Rowe politely disagreed, saying “…there are many benefits to a nationwide benefit delivery system, including responsiveness to markets, the stability of funding, and the protection afforded to individuals who participate in the SNAP program.”
She and Brownback agreed on the overarching goal of the grant.
“The most important thing for me is so that every child born in America, regardless of his or her zip code, can look up and see that the sky is the limit,” Rowe said. “We are in this to make sure children and families see the sky is the limit.”
Rowe said that an earlier USDA press release had erroneously reported that Kansas’ grant was for $3.4 million. The release, she said, has since been corrected.
Ruth Arensdorf, a DCF program manager charged with overseeing the state’s SNAP and Temporary Assistance for Needy Families programs, called reporters’ attention to a training program in southwest Kansas that successfully trained SNAP recipients for long-vacant “food safety inspector positions” in the region’s meat-packing plants.

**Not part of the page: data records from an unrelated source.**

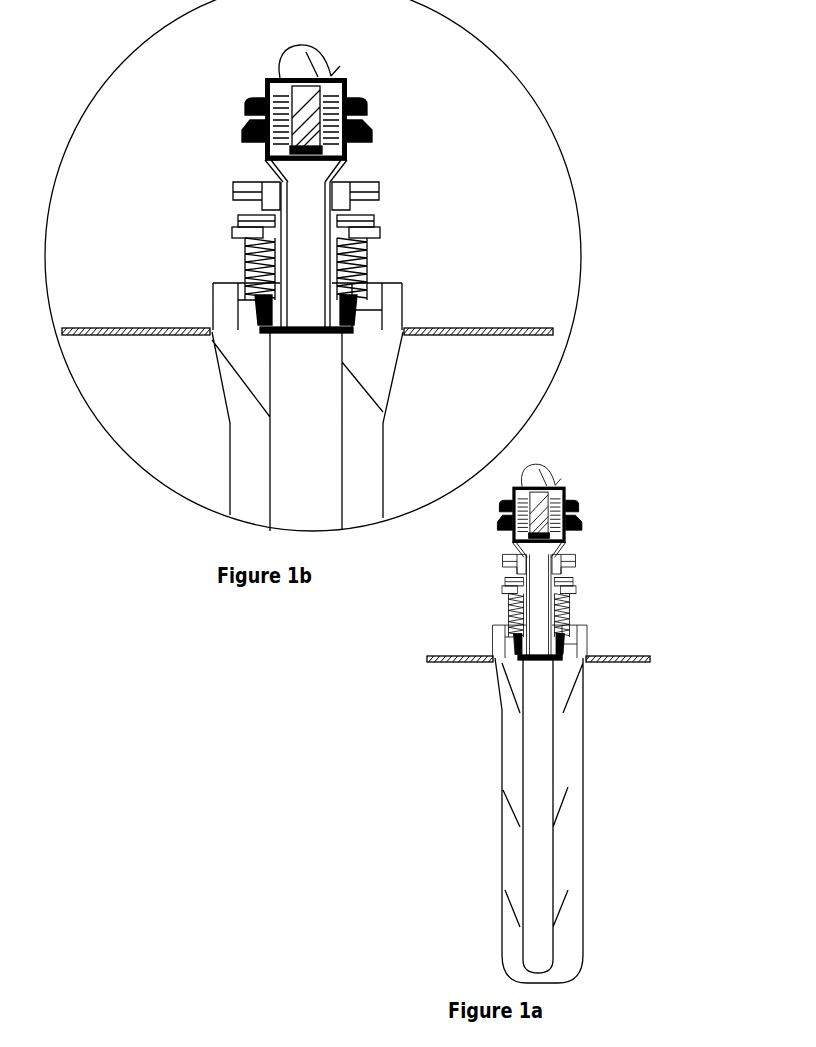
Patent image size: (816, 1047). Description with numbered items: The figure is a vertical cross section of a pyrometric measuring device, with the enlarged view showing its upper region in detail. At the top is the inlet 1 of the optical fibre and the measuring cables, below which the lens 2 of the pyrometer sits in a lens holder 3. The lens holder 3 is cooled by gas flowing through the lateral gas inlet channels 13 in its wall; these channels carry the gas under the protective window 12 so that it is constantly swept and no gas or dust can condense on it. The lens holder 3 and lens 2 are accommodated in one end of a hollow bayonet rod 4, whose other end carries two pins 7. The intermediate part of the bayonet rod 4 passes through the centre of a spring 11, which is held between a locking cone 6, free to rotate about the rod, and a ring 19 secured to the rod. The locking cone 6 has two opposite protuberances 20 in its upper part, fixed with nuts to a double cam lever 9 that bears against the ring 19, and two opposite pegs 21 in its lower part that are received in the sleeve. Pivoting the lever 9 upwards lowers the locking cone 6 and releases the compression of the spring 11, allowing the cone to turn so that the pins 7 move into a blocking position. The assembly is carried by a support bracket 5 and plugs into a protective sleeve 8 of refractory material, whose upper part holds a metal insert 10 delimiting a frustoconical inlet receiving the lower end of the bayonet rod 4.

In FIG. 1B, the inlet of the optical fibre and the measuring cables 1 is at (334, 65).
In FIG. 1A, the inlet of the optical fibre and the measuring cables 1 is at (547, 483).
In FIG. 1B, the lens of the pyrometer 2 is at (350, 112).
In FIG. 1A, the lens of the pyrometer 2 is at (563, 512).
In FIG. 1B, the lens holder 3 is at (350, 153).
In FIG. 1A, the lens holder 3 is at (567, 538).
In FIG. 1B, the bayonet rod 4 is at (240, 165).
In FIG. 1A, the bayonet rod 4 is at (510, 543).
In FIG. 1B, the support bracket 5 is at (380, 203).
In FIG. 1A, the support bracket 5 is at (567, 568).
In FIG. 1B, the locking cone 6 is at (213, 283).
In FIG. 1A, the locking cone 6 is at (493, 625).
In FIG. 1B, the pins of the bayonet rod 7 is at (212, 342).
In FIG. 1A, the pins of the bayonet rod 7 is at (500, 661).
In FIG. 1B, the protective sleeve 8 is at (352, 447).
In FIG. 1A, the protective sleeve 8 is at (560, 830).
In FIG. 1B, the lever 9 is at (238, 197).
In FIG. 1A, the lever 9 is at (508, 561).
In FIG. 1B, the metal insert 10 is at (404, 302).
In FIG. 1A, the metal insert 10 is at (570, 632).
In FIG. 1B, the spring 11 is at (245, 254).
In FIG. 1A, the spring 11 is at (508, 603).
In FIG. 1B, the protective window 12 is at (370, 115).
In FIG. 1A, the protective window 12 is at (565, 513).
In FIG. 1B, the gas inlet channel 13 is at (245, 128).
In FIG. 1A, the gas inlet channel 13 is at (512, 517).
In FIG. 1B, the ring 19 is at (382, 238).
In FIG. 1A, the ring 19 is at (570, 595).
In FIG. 1B, the protuberance of the locking cone 20 is at (232, 225).
In FIG. 1A, the protuberance of the locking cone 20 is at (505, 584).
In FIG. 1B, the peg of the locking cone 21 is at (370, 267).
In FIG. 1A, the peg of the locking cone 21 is at (570, 608).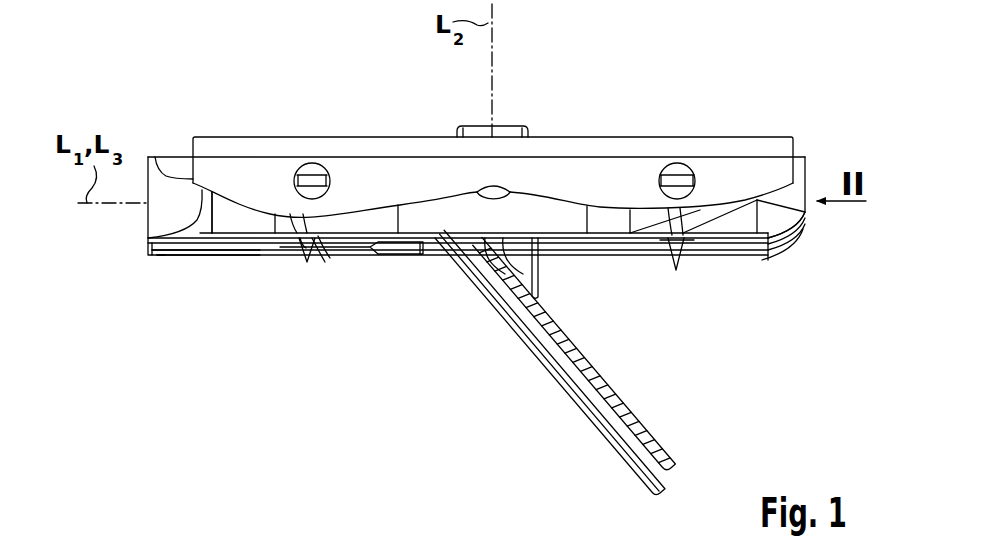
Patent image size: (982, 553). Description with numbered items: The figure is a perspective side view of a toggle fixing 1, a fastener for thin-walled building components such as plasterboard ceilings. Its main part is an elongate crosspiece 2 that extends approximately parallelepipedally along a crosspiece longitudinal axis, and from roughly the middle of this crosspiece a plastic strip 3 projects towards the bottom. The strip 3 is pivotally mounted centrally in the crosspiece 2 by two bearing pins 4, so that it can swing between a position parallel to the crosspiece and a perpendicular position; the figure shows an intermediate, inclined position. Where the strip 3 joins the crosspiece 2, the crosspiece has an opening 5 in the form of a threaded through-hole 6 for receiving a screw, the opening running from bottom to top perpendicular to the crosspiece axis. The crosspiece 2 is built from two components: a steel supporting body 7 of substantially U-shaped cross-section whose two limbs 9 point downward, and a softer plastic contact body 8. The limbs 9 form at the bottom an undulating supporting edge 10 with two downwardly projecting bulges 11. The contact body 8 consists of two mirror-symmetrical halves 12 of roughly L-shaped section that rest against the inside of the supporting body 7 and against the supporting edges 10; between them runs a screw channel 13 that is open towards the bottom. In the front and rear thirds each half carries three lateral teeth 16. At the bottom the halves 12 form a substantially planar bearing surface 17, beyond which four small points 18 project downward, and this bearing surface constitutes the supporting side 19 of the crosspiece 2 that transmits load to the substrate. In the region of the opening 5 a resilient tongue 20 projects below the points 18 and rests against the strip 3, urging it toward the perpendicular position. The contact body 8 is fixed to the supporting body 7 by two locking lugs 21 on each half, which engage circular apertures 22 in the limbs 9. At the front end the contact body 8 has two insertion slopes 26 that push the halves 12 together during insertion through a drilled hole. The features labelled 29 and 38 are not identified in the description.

The former SNAP recipients from the training program, she said, are now USDA employees and earning a living wage.
A newly-trained inspector earns $15.30 an hour, said Paul Kiecker, a district manager within the USDA’s food safety inspection service.
His agency, he said, had learned that it had “a great talent pool” of potential inspectors “sitting in the lobbies at DCF.”

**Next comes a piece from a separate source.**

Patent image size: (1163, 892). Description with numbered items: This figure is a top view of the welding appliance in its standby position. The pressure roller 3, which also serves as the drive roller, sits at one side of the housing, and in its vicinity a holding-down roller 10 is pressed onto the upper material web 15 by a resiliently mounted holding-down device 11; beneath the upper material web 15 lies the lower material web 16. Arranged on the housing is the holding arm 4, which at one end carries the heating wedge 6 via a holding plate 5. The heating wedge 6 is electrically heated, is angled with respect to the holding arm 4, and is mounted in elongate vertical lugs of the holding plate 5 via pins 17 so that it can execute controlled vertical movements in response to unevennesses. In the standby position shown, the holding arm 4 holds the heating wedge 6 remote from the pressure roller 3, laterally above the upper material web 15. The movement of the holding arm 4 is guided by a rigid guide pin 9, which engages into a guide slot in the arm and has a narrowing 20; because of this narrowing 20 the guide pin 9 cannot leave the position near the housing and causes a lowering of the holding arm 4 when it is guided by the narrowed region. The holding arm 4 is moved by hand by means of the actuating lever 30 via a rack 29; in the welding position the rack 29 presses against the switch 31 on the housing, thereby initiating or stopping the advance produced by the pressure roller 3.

Kiecker said the DCF program last year generated 100 qualified applicants for inspector positions that had proven difficult to fill.
“I’d say that in the past year we’ve hired 10 SNAP recipients,” he said.
The jobs, Kiecker said, involve inspecting severed heads and internal organs, and making “incisions into the lymph nodes.”
Only about one-fifth of the nation’s 48 million SNAP recipients are likely to benefit from job training. The rest are elderly, disabled, children, or already employed.
In Kansas, the average per-person SNAP benefit in Kansas is roughly $125 a month or $4.15 a day.
Of the 275,400 Kansans on food stamps in January, almost 132,000 – 45 percent —were children.
Generally, U.S. citizens are eligible for SNAP benefits if they are living in households at or below 130 percent of the federal poverty level, about $2,150 a month for a single parent with two children.
DCF arranged to have Sarah Bloxsom, a former realtor from Lawrence, address the gathering.
Bloxsom, a now-divorced mother of four children, ages 3 to 16, shared that she had received SNAP benefits for 18 months after the nation’s real estate market collapsed in 2008. She later landed a job Heartland Works, a company that helps people on public assistance find jobs, and was able to exit the program.
Though she found the job on her own, Bloxsom said she was the “face of poverty in Kansas” because she was skilled and wanted to work but couldn’t “find a match for what I was able to offer.”
Her SNAP experience, she said, led to her current full-time pursuit of a master’s degree in social work at Washburn University. She hopes to become a case manager in an employment training program.